WASHINGTON – There’s an old saying that goes: “an ounce of prevention is worth a pound of cure.”
That’s been the motto of local hospitals during the mid-February snow storm.
Thanks to accurate early warning from weather forecasters, most area hospitals were able to make contingency plans to make sure they were at full staffing when the snow started to fall.
A few — particularly those located off side streets — asked for volunteers with 4-wheel drive to ferry employees to work.
But most — in particular, George Washington University Hospital in the District – – put staff up at nearby hotels, or sheltered them in place, starting Wednesday afternoon.

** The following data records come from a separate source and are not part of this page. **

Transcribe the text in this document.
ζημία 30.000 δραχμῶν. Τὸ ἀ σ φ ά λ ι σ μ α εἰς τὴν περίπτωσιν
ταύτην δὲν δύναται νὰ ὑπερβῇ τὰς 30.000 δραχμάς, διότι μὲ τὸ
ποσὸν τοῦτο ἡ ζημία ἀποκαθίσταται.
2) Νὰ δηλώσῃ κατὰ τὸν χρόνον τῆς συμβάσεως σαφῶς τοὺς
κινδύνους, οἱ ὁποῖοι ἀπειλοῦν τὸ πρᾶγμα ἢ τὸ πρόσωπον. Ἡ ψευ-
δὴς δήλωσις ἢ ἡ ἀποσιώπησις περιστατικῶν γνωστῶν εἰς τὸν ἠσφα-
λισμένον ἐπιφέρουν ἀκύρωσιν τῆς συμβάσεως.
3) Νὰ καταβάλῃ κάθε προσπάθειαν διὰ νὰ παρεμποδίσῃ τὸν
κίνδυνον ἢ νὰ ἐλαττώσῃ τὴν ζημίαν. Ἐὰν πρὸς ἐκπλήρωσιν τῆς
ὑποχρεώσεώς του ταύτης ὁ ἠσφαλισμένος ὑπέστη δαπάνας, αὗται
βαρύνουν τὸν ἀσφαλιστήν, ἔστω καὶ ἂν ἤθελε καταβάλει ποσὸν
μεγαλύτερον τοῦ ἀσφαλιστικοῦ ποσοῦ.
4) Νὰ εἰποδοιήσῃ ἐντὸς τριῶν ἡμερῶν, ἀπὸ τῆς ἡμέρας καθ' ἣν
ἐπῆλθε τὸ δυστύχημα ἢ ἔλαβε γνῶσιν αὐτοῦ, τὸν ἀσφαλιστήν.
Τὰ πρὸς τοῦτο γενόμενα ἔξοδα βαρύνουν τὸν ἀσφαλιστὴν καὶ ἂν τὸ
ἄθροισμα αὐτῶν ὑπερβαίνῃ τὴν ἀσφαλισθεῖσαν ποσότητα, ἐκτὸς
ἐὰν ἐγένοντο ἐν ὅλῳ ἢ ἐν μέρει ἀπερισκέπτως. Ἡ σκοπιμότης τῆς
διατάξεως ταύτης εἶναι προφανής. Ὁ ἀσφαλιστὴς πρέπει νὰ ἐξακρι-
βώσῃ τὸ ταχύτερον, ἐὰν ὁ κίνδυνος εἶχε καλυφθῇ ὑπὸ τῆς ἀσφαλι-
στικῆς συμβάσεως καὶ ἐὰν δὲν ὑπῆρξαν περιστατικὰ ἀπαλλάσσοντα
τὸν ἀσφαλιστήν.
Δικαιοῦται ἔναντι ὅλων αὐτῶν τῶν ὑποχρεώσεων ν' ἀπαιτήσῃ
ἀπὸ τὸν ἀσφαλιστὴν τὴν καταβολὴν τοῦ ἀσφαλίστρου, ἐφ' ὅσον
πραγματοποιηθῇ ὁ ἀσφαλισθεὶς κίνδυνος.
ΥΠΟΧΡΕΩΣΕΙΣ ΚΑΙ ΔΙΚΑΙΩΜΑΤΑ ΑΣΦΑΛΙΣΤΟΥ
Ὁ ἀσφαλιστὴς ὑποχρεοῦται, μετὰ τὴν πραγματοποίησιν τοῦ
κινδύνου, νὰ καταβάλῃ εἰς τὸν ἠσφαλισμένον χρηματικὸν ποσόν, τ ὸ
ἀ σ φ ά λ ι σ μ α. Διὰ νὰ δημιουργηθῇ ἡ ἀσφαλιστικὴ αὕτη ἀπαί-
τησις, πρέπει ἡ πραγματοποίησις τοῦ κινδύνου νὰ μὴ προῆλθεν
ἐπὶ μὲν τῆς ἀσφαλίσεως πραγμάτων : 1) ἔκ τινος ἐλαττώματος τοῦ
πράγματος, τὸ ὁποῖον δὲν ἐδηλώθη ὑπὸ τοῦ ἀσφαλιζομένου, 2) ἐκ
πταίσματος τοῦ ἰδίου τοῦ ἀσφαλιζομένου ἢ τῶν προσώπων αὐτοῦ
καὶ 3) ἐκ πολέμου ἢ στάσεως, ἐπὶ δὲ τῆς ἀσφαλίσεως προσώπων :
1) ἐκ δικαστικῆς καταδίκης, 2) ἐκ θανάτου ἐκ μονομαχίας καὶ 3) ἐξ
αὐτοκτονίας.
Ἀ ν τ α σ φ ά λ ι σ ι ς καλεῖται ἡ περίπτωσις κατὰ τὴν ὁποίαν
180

While the wards at GW were bustling during the storm, Dr. Babak Sarani — Chief of Trauma Surgery — says business in the emergency department was light.
He says “the public did a really good job of listening to the warnings and staying home and not really coming out to the roads.”
But Sarani acknowledges that is not likely to be the case once the storm has moved out. He says that is when the ER is likely to be very busy.
“At some point we have to get back to life and I am always worried people let down their guard, and you start seeing what would otherwise be preventable injuries,” he says.
Sarani warns people who pull out their cars need to be aware of the dangers of black ice, and pedestrians have to watch out for glazed sidewalks.
That is especially true for the elderly, who are more likely to fall on the ice and suffer a fracture, be it to an arm, ankle or — in the worst case — a hip.
Another concern is all those middle-aged and older snow shovelers, who aren’t used to such vigorous exercise.
Sarani suggests shoveling in stages, and stopping completely at the first sign of discomfort.
“If you feel short of breath, if you start feeling any form of chest pain, absolutely stop right away,” he emphasizes.
One last bit of advice for those who lose power during the snowstorm – never use a stove or outdoor heater indoors for warmth. Sarani says that is a prime recipe for a fire, if not carbon monoxide poisoning.